John Kerry in Time magazine


On Principles & Values: Grandfather committed suicide; John never told he was Jewish

Richard Kerry, John’s father, was 6 years old at the time of his father’s suicide. He would also lose a sister, to cancer, and that crush of grief seems to have hardened his personality enough that his children would have a hard time penetrating it years later. “He didn’t share emotions easily,” Kerry says. The Kerry kids never knew the full story of their grandfather until the Boston Globe published its account last year. “I knew he committed suicide, but I never knew the how or why. I never really asked. I sort of figured overdose.“ Neither did Kerry know that his grandfather was a Jewish convert to Catholicism. ”I was not aware of the name change. And obviously, I wish my mother and father were alive to ask them.“ Only in his father’s last years did Kerry talk to him a bit about the past. ”I think my dad was really upset about the loss of not only his father, but ultimately his sister, and I think it had a lot of impact on him. Just a sadness. I sensed there was a big hole.“
Source: Time Magazine, “The Making Of John Kerry” Jul 6, 2004

On Principles & Values: Spent summers on Cape Cod and hometown in Millis MA

Kerry cannot be so easily situated in the public mind. He may be the Senator from Massachusetts, but he is not from Massachusetts. He is not really from anywhere; his father’s legal and diplomatic career meant that the family moved every few years. Now he talks about deep roots nourished through summers on Cape Cod with all the various cousins, and says people have made too much of the moving around - even though he famously had to shop for a congressional district the first time he ran for public office, in 1972, because he didn’t really have a hometown. If any place comes close, it is a rural town outside Boston called Millis, where the Kerrys settled after the war.
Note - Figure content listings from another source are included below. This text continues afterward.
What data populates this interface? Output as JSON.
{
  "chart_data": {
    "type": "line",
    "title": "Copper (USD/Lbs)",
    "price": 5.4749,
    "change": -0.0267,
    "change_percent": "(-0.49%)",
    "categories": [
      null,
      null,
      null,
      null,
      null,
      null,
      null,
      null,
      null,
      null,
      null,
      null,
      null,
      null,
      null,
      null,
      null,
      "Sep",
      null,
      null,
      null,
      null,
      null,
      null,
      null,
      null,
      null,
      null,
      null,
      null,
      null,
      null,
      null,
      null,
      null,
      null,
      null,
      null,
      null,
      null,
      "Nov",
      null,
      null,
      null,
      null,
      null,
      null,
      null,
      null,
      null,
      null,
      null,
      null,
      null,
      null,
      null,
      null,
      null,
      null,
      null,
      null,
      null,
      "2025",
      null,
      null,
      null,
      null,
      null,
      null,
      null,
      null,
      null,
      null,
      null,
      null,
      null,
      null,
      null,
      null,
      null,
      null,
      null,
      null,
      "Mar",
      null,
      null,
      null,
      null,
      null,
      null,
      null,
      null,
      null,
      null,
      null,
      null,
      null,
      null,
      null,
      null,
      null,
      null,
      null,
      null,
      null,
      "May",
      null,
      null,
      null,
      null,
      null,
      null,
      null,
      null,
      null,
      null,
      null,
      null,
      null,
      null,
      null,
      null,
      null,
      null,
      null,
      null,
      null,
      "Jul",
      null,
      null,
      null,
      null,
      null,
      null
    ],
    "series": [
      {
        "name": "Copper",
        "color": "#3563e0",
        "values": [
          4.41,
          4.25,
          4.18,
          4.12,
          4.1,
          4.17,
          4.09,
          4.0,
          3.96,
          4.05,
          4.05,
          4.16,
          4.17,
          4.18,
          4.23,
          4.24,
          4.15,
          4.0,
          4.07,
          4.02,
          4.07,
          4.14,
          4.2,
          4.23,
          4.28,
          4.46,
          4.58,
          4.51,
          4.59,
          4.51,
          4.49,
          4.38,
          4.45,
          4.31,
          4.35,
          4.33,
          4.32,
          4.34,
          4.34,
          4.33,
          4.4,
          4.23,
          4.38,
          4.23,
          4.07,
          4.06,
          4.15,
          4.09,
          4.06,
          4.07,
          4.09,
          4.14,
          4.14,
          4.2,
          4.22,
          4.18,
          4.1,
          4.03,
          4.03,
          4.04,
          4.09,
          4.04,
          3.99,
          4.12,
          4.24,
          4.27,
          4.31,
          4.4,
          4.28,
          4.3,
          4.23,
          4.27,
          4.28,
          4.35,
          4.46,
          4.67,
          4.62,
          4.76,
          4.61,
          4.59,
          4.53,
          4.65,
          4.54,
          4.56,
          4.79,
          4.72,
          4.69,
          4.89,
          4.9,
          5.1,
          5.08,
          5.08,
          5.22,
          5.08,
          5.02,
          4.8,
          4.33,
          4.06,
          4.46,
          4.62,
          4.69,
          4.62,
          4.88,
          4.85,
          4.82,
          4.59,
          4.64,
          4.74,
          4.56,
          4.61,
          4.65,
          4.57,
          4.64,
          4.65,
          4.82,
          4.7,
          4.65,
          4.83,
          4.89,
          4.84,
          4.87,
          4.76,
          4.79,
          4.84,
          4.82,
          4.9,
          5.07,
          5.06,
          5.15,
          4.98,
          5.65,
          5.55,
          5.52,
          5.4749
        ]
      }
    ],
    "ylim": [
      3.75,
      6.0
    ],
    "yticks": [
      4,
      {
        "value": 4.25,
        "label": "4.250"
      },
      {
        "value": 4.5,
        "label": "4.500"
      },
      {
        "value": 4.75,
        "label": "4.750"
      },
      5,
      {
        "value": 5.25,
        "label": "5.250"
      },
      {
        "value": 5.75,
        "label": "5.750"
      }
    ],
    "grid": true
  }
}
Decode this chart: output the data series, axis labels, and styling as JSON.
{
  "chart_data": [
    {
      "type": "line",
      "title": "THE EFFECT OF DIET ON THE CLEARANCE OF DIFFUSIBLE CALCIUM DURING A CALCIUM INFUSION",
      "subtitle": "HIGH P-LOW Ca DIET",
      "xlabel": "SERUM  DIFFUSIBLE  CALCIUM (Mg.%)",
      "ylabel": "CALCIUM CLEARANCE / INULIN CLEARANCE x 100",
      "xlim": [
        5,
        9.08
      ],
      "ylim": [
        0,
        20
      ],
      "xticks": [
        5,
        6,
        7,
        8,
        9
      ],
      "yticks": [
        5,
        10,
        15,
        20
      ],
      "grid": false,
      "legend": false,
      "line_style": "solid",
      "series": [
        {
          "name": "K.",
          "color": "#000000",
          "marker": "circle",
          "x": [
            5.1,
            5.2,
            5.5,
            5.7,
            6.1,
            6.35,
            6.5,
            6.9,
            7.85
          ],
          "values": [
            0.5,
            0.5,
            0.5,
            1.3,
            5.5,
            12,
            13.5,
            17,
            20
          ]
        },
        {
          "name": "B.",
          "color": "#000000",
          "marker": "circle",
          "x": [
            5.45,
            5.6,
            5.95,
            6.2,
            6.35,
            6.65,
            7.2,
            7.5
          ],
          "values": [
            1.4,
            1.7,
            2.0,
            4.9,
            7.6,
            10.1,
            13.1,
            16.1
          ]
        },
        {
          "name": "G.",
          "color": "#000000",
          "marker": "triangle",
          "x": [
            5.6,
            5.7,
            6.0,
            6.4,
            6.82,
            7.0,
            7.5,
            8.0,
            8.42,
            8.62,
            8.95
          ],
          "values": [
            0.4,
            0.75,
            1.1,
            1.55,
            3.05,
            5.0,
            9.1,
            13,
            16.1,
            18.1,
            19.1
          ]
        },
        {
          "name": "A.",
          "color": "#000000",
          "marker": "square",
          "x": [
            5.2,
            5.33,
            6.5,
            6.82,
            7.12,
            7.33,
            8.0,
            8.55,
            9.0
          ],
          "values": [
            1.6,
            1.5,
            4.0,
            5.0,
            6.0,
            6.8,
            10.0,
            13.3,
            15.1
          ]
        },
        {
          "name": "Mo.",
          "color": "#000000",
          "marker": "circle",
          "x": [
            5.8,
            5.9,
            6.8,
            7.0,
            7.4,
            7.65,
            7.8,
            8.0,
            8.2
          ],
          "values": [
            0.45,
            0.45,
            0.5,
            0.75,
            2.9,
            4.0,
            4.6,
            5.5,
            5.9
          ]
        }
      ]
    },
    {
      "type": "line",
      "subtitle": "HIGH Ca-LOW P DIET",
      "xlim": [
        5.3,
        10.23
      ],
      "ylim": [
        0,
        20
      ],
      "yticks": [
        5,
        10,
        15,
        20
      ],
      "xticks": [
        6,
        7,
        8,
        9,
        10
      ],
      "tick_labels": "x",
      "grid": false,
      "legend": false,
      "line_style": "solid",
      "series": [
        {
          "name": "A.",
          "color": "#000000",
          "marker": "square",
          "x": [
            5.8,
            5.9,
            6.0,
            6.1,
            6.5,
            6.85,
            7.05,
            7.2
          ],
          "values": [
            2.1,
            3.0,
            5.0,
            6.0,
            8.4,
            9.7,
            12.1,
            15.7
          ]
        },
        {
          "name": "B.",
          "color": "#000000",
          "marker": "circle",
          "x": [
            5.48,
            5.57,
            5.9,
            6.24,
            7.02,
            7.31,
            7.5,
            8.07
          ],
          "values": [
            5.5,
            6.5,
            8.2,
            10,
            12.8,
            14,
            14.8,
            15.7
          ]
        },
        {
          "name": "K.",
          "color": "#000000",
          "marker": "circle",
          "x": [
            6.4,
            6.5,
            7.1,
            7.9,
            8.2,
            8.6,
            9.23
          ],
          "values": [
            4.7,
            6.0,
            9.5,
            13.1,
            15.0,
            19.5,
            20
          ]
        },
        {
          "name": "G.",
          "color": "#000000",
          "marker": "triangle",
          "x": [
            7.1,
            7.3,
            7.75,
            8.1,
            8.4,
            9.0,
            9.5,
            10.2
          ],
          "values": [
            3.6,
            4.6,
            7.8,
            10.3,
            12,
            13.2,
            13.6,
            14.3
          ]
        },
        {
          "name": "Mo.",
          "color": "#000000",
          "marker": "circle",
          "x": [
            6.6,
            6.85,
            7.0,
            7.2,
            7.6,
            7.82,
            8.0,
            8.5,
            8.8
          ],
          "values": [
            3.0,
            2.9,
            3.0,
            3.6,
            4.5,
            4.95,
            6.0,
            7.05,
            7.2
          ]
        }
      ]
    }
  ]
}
They bought a big, pretty house with six bedrooms, multiple fireplaces and a pond
Source: Time Magazine, “The Making Of John Kerry” Jul 6, 2004

On Principles & Values: Attended boarding school in Europe; fluent in French

Having a mother who grew up in Europe and a father who worked to reshape it, going to school abroad and learning French, Italian and German meant that Kerry developed a comfort with other cultures and other points of view that abides to this day. He’s an affirmed multilateralist and proud regular at the yearly World Economic Forum in Davos, and he is married to a woman - Teresa - who speaks even more languages than he does. When he and his brother are on a conference call and want to talk privately, they have been known to break into French. But when he tried to flaunt his credentials as a favorite of foreign leaders and a better bet to navigate the now hostile waters of world opinion, the Republicans pounced, suggesting that he is some kind of Eurosnob - forcing Kerry, a Vietnam veteran, to remind people that he had fought for his country and has served it as a public official for most of his adult life.
Source: Time Magazine, “The Making Of John Kerry” Jul 6, 2004

On Principles & Values: Despite aristocratic roots, a Catholic outsider at schools

While his pedigree was plenty aristocratic [at his boarding school in N.H.], Kerry didn’t have the money to go with it. He didn’t fly the private jet to Paris for a long weekend. In fact, he worked summers loading trucks as a Teamster at First National Stores, then one of the Northeast’s leading grocery chains. “You have to understand that atmosphere,” a [boarding school classmate] says. “These were kids who were raised to believe that they came from the ruling class. But John was Catholic. He was also not from wealth. He never had money in his pocket. I joke that he still owes me money. He never had cash, and that was a very unusual thing for a student at [the boarding school]. He also had a European kind of flair. He dressed a little differently, liked to wear French cuffs. He was a very hard worker at everything. He played sports hard. He was very competitive, and it wasn’t a cool thing to be competitive. You didn’t have to be competitive - you had a birthright.“
Source: Time Magazine, “The Making Of John Kerry” Jul 6, 2004

The above quotations are from Columns and news articles in Time magazine.